Sin ese esfuerzo, creo que la llamada de la vocación cae en terreno estéril, en
ese terreno yermo en el que no prende
Pero,
indudablemente, cuando en nuestra actitud prevalece esa curiosidad y ese deseo
de imponer nuestros valores personales al mundo que nos rodea, surge eso tan
inaprensible que denominamos vocación. Recuerdo ahora, cuando tenía vuestra
edad, que casi todo el mundo —mi familia, mis amigos, las personas con las que
me trataba, sobre todo las personas mayores— intentaba disuadirme, yo diría que
sin mala intención, incluso piadosamente, de mi vocación, porque toda vocación
siempre conlleva un componente de riesgo (puesto que nace del arrojo, de la
necesidad que tenemos de transformar), un componente casi suicida, que puede
llegar a ser autodestructivo, sobre todo en el caso de la vocación artística,
que a veces se vive en contra de la sociedad, pues no faltan ocasiones en que
el artista se siente desamparado de esa sociedad y eso le hace sentirse, en
cierto modo, como un suicida que emprende una tarea a la contra de los tiempos.
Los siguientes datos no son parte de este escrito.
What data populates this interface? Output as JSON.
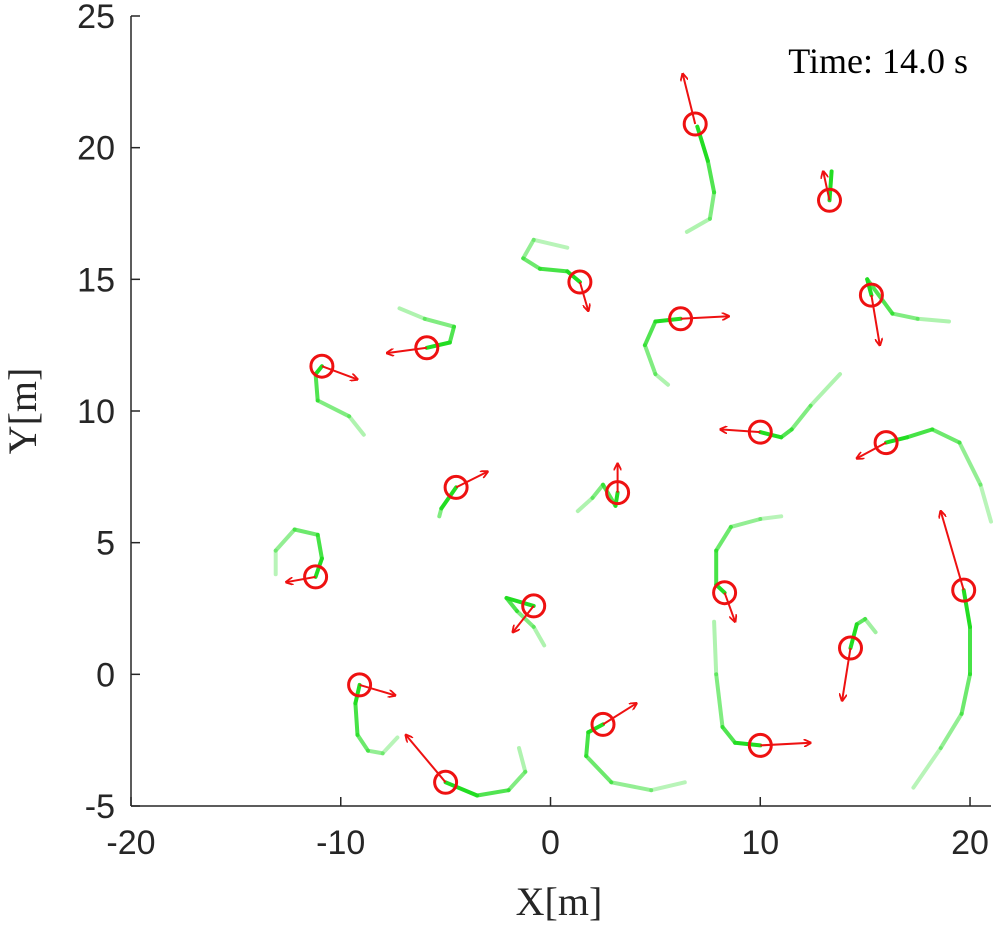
{
  "chart_data": {
    "type": "scatter",
    "annotation": "Time: 14.0 s",
    "xlabel": "X[m]",
    "ylabel": "Y[m]",
    "xlim": [
      -20,
      21
    ],
    "ylim": [
      -5,
      25
    ],
    "xticks": [
      "-20",
      "-10",
      "0",
      "10",
      "20"
    ],
    "yticks": [
      "-5",
      "0",
      "5",
      "10",
      "15",
      "20",
      "25"
    ],
    "xtick_values": [
      -20,
      -10,
      0,
      10,
      20
    ],
    "ytick_values": [
      -5,
      0,
      5,
      10,
      15,
      20,
      25
    ],
    "grid": false,
    "colors": {
      "agent": "#ee1111",
      "trail": "#22dd22",
      "axis": "#262626"
    },
    "agents": [
      {
        "x": 6.9,
        "y": 20.9,
        "vx": -0.6,
        "vy": 1.9,
        "trail": [
          [
            7.0,
            20.8
          ],
          [
            7.5,
            19.5
          ],
          [
            7.8,
            18.3
          ],
          [
            7.6,
            17.3
          ],
          [
            6.5,
            16.8
          ]
        ]
      },
      {
        "x": 13.3,
        "y": 18.0,
        "vx": -0.3,
        "vy": 1.1,
        "trail": [
          [
            13.3,
            18.0
          ],
          [
            13.4,
            19.1
          ]
        ]
      },
      {
        "x": 1.4,
        "y": 14.9,
        "vx": 0.4,
        "vy": -1.1,
        "trail": [
          [
            1.4,
            14.9
          ],
          [
            0.8,
            15.3
          ],
          [
            -0.5,
            15.4
          ],
          [
            -1.3,
            15.8
          ],
          [
            -0.8,
            16.5
          ],
          [
            0.8,
            16.2
          ]
        ]
      },
      {
        "x": 15.3,
        "y": 14.4,
        "vx": 0.4,
        "vy": -1.9,
        "trail": [
          [
            15.3,
            14.4
          ],
          [
            15.1,
            15.0
          ],
          [
            16.3,
            13.7
          ],
          [
            17.5,
            13.5
          ],
          [
            19.0,
            13.4
          ]
        ]
      },
      {
        "x": 6.2,
        "y": 13.5,
        "vx": 2.3,
        "vy": 0.1,
        "trail": [
          [
            6.2,
            13.5
          ],
          [
            5.0,
            13.4
          ],
          [
            4.5,
            12.5
          ],
          [
            5.0,
            11.4
          ],
          [
            5.6,
            11.0
          ]
        ]
      },
      {
        "x": -5.9,
        "y": 12.4,
        "vx": -1.9,
        "vy": -0.2,
        "trail": [
          [
            -5.9,
            12.4
          ],
          [
            -4.8,
            12.6
          ],
          [
            -4.6,
            13.2
          ],
          [
            -6.0,
            13.5
          ],
          [
            -7.2,
            13.9
          ]
        ]
      },
      {
        "x": -10.9,
        "y": 11.7,
        "vx": 1.7,
        "vy": -0.5,
        "trail": [
          [
            -10.9,
            11.7
          ],
          [
            -11.2,
            11.4
          ],
          [
            -11.1,
            10.4
          ],
          [
            -9.6,
            9.8
          ],
          [
            -8.9,
            9.1
          ]
        ]
      },
      {
        "x": 10.0,
        "y": 9.2,
        "vx": -1.9,
        "vy": 0.1,
        "trail": [
          [
            10.0,
            9.2
          ],
          [
            11.0,
            9.0
          ],
          [
            11.5,
            9.3
          ],
          [
            12.4,
            10.2
          ],
          [
            13.8,
            11.4
          ]
        ]
      },
      {
        "x": 16.0,
        "y": 8.8,
        "vx": -1.4,
        "vy": -0.6,
        "trail": [
          [
            16.0,
            8.8
          ],
          [
            17.0,
            9.0
          ],
          [
            18.2,
            9.3
          ],
          [
            19.5,
            8.8
          ],
          [
            20.5,
            7.2
          ],
          [
            21.0,
            5.8
          ]
        ]
      },
      {
        "x": -4.5,
        "y": 7.1,
        "vx": 1.5,
        "vy": 0.6,
        "trail": [
          [
            -4.5,
            7.1
          ],
          [
            -5.2,
            6.3
          ],
          [
            -5.3,
            6.0
          ]
        ]
      },
      {
        "x": 3.2,
        "y": 6.9,
        "vx": 0.0,
        "vy": 1.1,
        "trail": [
          [
            3.2,
            6.9
          ],
          [
            3.1,
            6.4
          ],
          [
            2.5,
            7.2
          ],
          [
            2.0,
            6.7
          ],
          [
            1.3,
            6.2
          ]
        ]
      },
      {
        "x": -11.2,
        "y": 3.7,
        "vx": -1.4,
        "vy": -0.2,
        "trail": [
          [
            -11.2,
            3.7
          ],
          [
            -10.9,
            4.4
          ],
          [
            -11.1,
            5.3
          ],
          [
            -12.2,
            5.5
          ],
          [
            -13.1,
            4.7
          ],
          [
            -13.1,
            3.8
          ]
        ]
      },
      {
        "x": -0.8,
        "y": 2.6,
        "vx": -1.0,
        "vy": -1.0,
        "trail": [
          [
            -0.8,
            2.6
          ],
          [
            -2.1,
            2.9
          ],
          [
            -1.6,
            2.4
          ],
          [
            -0.8,
            1.8
          ],
          [
            -0.3,
            1.1
          ]
        ]
      },
      {
        "x": 8.3,
        "y": 3.1,
        "vx": 0.5,
        "vy": -1.1,
        "trail": [
          [
            8.3,
            3.1
          ],
          [
            7.9,
            3.4
          ],
          [
            7.9,
            4.7
          ],
          [
            8.6,
            5.6
          ],
          [
            10.0,
            5.9
          ],
          [
            11.0,
            6.0
          ]
        ]
      },
      {
        "x": 19.7,
        "y": 3.2,
        "vx": -1.1,
        "vy": 3.0,
        "trail": [
          [
            19.7,
            3.2
          ],
          [
            20.0,
            1.8
          ],
          [
            20.0,
            0.0
          ],
          [
            19.6,
            -1.5
          ],
          [
            18.6,
            -2.8
          ],
          [
            17.3,
            -4.3
          ]
        ]
      },
      {
        "x": 14.3,
        "y": 1.0,
        "vx": -0.4,
        "vy": -2.0,
        "trail": [
          [
            14.3,
            1.0
          ],
          [
            14.6,
            1.9
          ],
          [
            15.0,
            2.1
          ],
          [
            15.5,
            1.6
          ]
        ]
      },
      {
        "x": -9.1,
        "y": -0.4,
        "vx": 1.7,
        "vy": -0.4,
        "trail": [
          [
            -9.1,
            -0.4
          ],
          [
            -9.3,
            -1.1
          ],
          [
            -9.2,
            -2.3
          ],
          [
            -8.7,
            -2.9
          ],
          [
            -8.0,
            -3.0
          ],
          [
            -7.3,
            -2.4
          ]
        ]
      },
      {
        "x": 2.5,
        "y": -1.9,
        "vx": 1.6,
        "vy": 0.8,
        "trail": [
          [
            2.5,
            -1.9
          ],
          [
            1.8,
            -2.2
          ],
          [
            1.7,
            -3.1
          ],
          [
            2.9,
            -4.1
          ],
          [
            4.8,
            -4.4
          ],
          [
            6.4,
            -4.1
          ]
        ]
      },
      {
        "x": 10.0,
        "y": -2.7,
        "vx": 2.4,
        "vy": 0.1,
        "trail": [
          [
            10.0,
            -2.7
          ],
          [
            8.8,
            -2.6
          ],
          [
            8.2,
            -2.0
          ],
          [
            7.9,
            0.0
          ],
          [
            7.8,
            2.0
          ]
        ]
      },
      {
        "x": -5.0,
        "y": -4.1,
        "vx": -1.9,
        "vy": 1.8,
        "trail": [
          [
            -5.0,
            -4.1
          ],
          [
            -3.5,
            -4.6
          ],
          [
            -2.0,
            -4.4
          ],
          [
            -1.2,
            -3.7
          ],
          [
            -1.5,
            -2.8
          ]
        ]
      }
    ]
  }
}
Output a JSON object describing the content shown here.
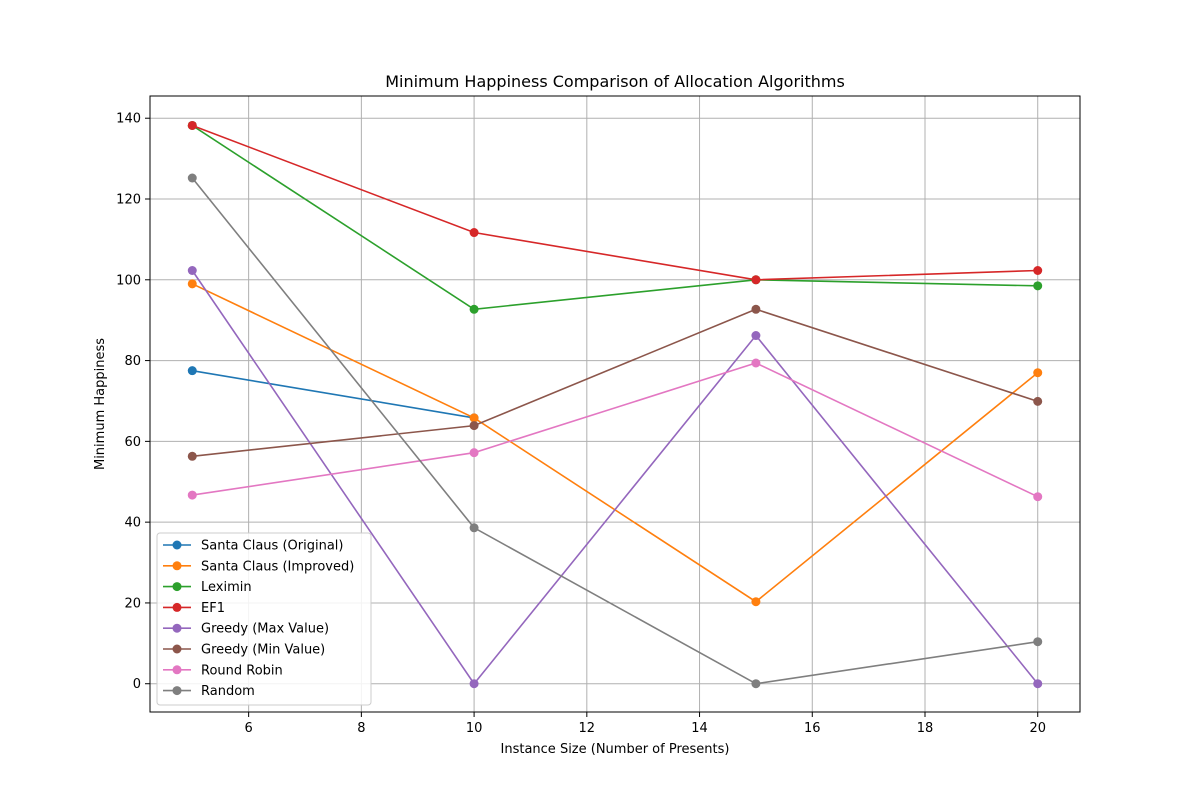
{
  "chart_data": {
    "type": "line",
    "title": "Minimum Happiness Comparison of Allocation Algorithms",
    "xlabel": "Instance Size (Number of Presents)",
    "ylabel": "Minimum Happiness",
    "xlim": [
      4.25,
      20.75
    ],
    "ylim": [
      -7,
      145.5
    ],
    "xticks": [
      6,
      8,
      10,
      12,
      14,
      16,
      18,
      20
    ],
    "yticks": [
      0,
      20,
      40,
      60,
      80,
      100,
      120,
      140
    ],
    "grid": true,
    "legend_position": "lower-left",
    "x": [
      5,
      10,
      15,
      20
    ],
    "series": [
      {
        "name": "Santa Claus (Original)",
        "color": "#1f77b4",
        "x": [
          5,
          10
        ],
        "values": [
          77.5,
          65.8
        ]
      },
      {
        "name": "Santa Claus (Improved)",
        "color": "#ff7f0e",
        "x": [
          5,
          10,
          15,
          20
        ],
        "values": [
          99,
          65.8,
          20.3,
          77
        ]
      },
      {
        "name": "Leximin",
        "color": "#2ca02c",
        "x": [
          5,
          10,
          15,
          20
        ],
        "values": [
          138.2,
          92.7,
          100,
          98.5
        ]
      },
      {
        "name": "EF1",
        "color": "#d62728",
        "x": [
          5,
          10,
          15,
          20
        ],
        "values": [
          138.2,
          111.7,
          100,
          102.3
        ]
      },
      {
        "name": "Greedy (Max Value)",
        "color": "#9467bd",
        "x": [
          5,
          10,
          15,
          20
        ],
        "values": [
          102.3,
          0,
          86.2,
          0
        ]
      },
      {
        "name": "Greedy (Min Value)",
        "color": "#8c564b",
        "x": [
          5,
          10,
          15,
          20
        ],
        "values": [
          56.3,
          63.9,
          92.7,
          69.9
        ]
      },
      {
        "name": "Round Robin",
        "color": "#e377c2",
        "x": [
          5,
          10,
          15,
          20
        ],
        "values": [
          46.7,
          57.2,
          79.4,
          46.3
        ]
      },
      {
        "name": "Random",
        "color": "#7f7f7f",
        "x": [
          5,
          10,
          15,
          20
        ],
        "values": [
          125.2,
          38.6,
          0,
          10.4
        ]
      }
    ]
  }
}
Y yo recuerdo que mis amigos, y en general las personas que me rodeaban, solían
persuadirme para que tratara de guiarme más bien por el interés; todos me
aconsejaban que eligiese mis estudios teniendo en cuenta una serie de factores
de índole práctica o pragmática, digamos. Siguiendo este consejo, mi decisión
debía estar guiada por un criterio de "utilidad", ya que esos
estudios así elegidos iban a redundar en mi provecho y me permitirían ocupar
una posición social desahogada (desahogo que no me garantizaba mi vocación)
Supongo que
vosotros estáis experimentando y percibiendo también esta especie de
discordancia entre la vocación y los consejos que a uno le llegan del ambiente
circundante y más próximo. En vuestras familias, principalmente, se os
recomendará que sigáis determinados estudios, puesto que ofrecen mayor garantía
y seguridad, puesto que van a dar más tranquilidad a vuestra vida, y, en
definitiva, os van a procurar una salida profesional mucho más factible y real
Pues bien, yo
creo que eso solamente contribuye a hacer personas infelices y, lo que es peor,
a que la sociedad se empobrezca. En mi opinión, lo más importante en una
persona es su talento natural, íntimamente unido a esa vocación para la que ha
sido llamado; y si la vocación de una persona es el estudio del latín,
seguramente esa persona, encomendada al estudio dictado por su vocación, va a ser
mucho más fértil para la sociedad que si termina haciendo, por poner algún
ejemplo, Derecho o una ingeniería técnica, o cualquier otra disciplina que, en
principio, parece mucho mejor valorada y apreciada socialmente
En definitiva,
de lo que se trata es de seguir ese impulso, de seguir ese apetito de
curiosidad, esa necesidad de aportar lo mejor de nosotros mismos a lo que ha de
ser nuestro oficio, nuestra profesión. Y, hablando de "profesión",
convendría advertir que es ésta una palabra muy devaluada por el uso:
"profesión" viene de fe, de la necesidad que todos tenemos de
dedicarnos con un ímpetu, casi diría fanático, con un ímpetu anhelante de
cambiar la realidad, pero no por un simple prurito de cambio, sino conforme a
una concepción de esa realidad muy meditada y casi diría que perfectamente
definida en nuestra mente
Esa búsqueda
de una profesión acorde con nuestro talento natural reviste, a mi juicio,
especial importancia, y contribuye de manera decisiva a nuestra felicidad
En el
descubrimiento de esa vocación tiene mucha relevancia nuestra búsqueda
interior, nuestra capacidad para descubrir qué es lo que queremos, qué es lo
que nos atrae, con qué nos sentimos hermanados, en definitiva, qué es lo que
somos
Pero también
tienen mucha importancia los factores exteriores, algo así como esa voz que oyó
San Agustín, esa voz que también nosotros oímos, indudablemente; y en esa voz
se hace patente algo que hoy en nuestra sociedad se está olvidando: el
magisterio. El magisterio, la influencia de los maestros, que todos
necesitamos; utilizando la palabra "maestro" en un sentido muy
amplio, a veces lo identificamos con quien nos da una lección ex cátedra,
subido en un púlpito o desde una tribuna; pero no solamente es ese el maestro.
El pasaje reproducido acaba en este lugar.